Neil Woodford’s election response: ‘I’m even more optimistic on UK’
The industry veteran said the new Tory-led administration, with support from the Democratic Unionist Party (DUP), will adopt a “more stimulative position”, which will be beneficial for UK economic growth.
“Theresa May does not have the mandate that she had hoped for – that, in my view, will mean that the new administration will embrace a looser fiscal strategy going forward – borrowing more and spending more. Overall, this will be positive from the perspective of UK economic growth,” Woodford said.
He added that an alliance with the DUP would mean a ‘hard Brexit’ outcome that the market has most feared would be less likely.

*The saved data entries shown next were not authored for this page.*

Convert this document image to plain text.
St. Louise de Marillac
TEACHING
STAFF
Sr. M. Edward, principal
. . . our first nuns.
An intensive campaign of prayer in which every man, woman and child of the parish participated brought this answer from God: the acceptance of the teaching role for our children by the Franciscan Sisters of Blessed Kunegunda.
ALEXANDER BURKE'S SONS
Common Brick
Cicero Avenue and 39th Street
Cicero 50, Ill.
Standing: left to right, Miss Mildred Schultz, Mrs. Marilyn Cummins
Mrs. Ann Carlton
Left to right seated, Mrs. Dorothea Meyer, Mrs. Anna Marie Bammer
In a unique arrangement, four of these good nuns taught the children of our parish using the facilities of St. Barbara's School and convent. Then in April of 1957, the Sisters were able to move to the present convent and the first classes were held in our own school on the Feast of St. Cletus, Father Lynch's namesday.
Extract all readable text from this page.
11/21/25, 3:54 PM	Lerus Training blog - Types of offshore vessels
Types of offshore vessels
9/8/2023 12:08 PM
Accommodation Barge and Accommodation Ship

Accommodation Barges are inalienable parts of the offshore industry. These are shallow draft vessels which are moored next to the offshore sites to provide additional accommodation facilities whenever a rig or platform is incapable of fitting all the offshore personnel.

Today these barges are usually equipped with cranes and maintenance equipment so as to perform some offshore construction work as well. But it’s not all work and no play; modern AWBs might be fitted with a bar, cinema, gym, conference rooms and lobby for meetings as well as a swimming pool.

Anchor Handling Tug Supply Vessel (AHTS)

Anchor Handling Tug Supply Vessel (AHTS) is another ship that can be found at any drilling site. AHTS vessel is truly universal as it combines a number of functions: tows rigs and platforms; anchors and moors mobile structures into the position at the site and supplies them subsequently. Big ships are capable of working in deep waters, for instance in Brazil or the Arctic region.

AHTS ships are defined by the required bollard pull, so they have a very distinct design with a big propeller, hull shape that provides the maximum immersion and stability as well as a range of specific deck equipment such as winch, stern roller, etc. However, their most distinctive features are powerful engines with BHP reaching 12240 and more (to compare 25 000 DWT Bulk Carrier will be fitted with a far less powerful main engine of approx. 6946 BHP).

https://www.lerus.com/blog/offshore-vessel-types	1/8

“In wooing an alliance partner, the Tories will have to offer some concessions and I would imagine the DUP will be keen to secure an open border with Ireland as an important part of those negotiations,” he said.
“Membership of the EU Customs Union could be seen as a minimum requirement if a deal is to be struck with the DUP and, in turn therefore, the probability of a softer Brexit outcome has risen. At the same time, the risk of a second referendum on Scottish Independence appears to have substantially diminished.”
The manager said “a lot of extreme conclusions” accompany unexpected political outcomes, but that “economically not a lot has changed”.
“From the perspective of my investment strategy, the election outcome requires no major changes. The fundamentals of the businesses within the portfolios remain very attractive. I remain cautious on the outlook for the global economy, but more positive about the prospects for the domestic economy than an increasingly bearish consensus.”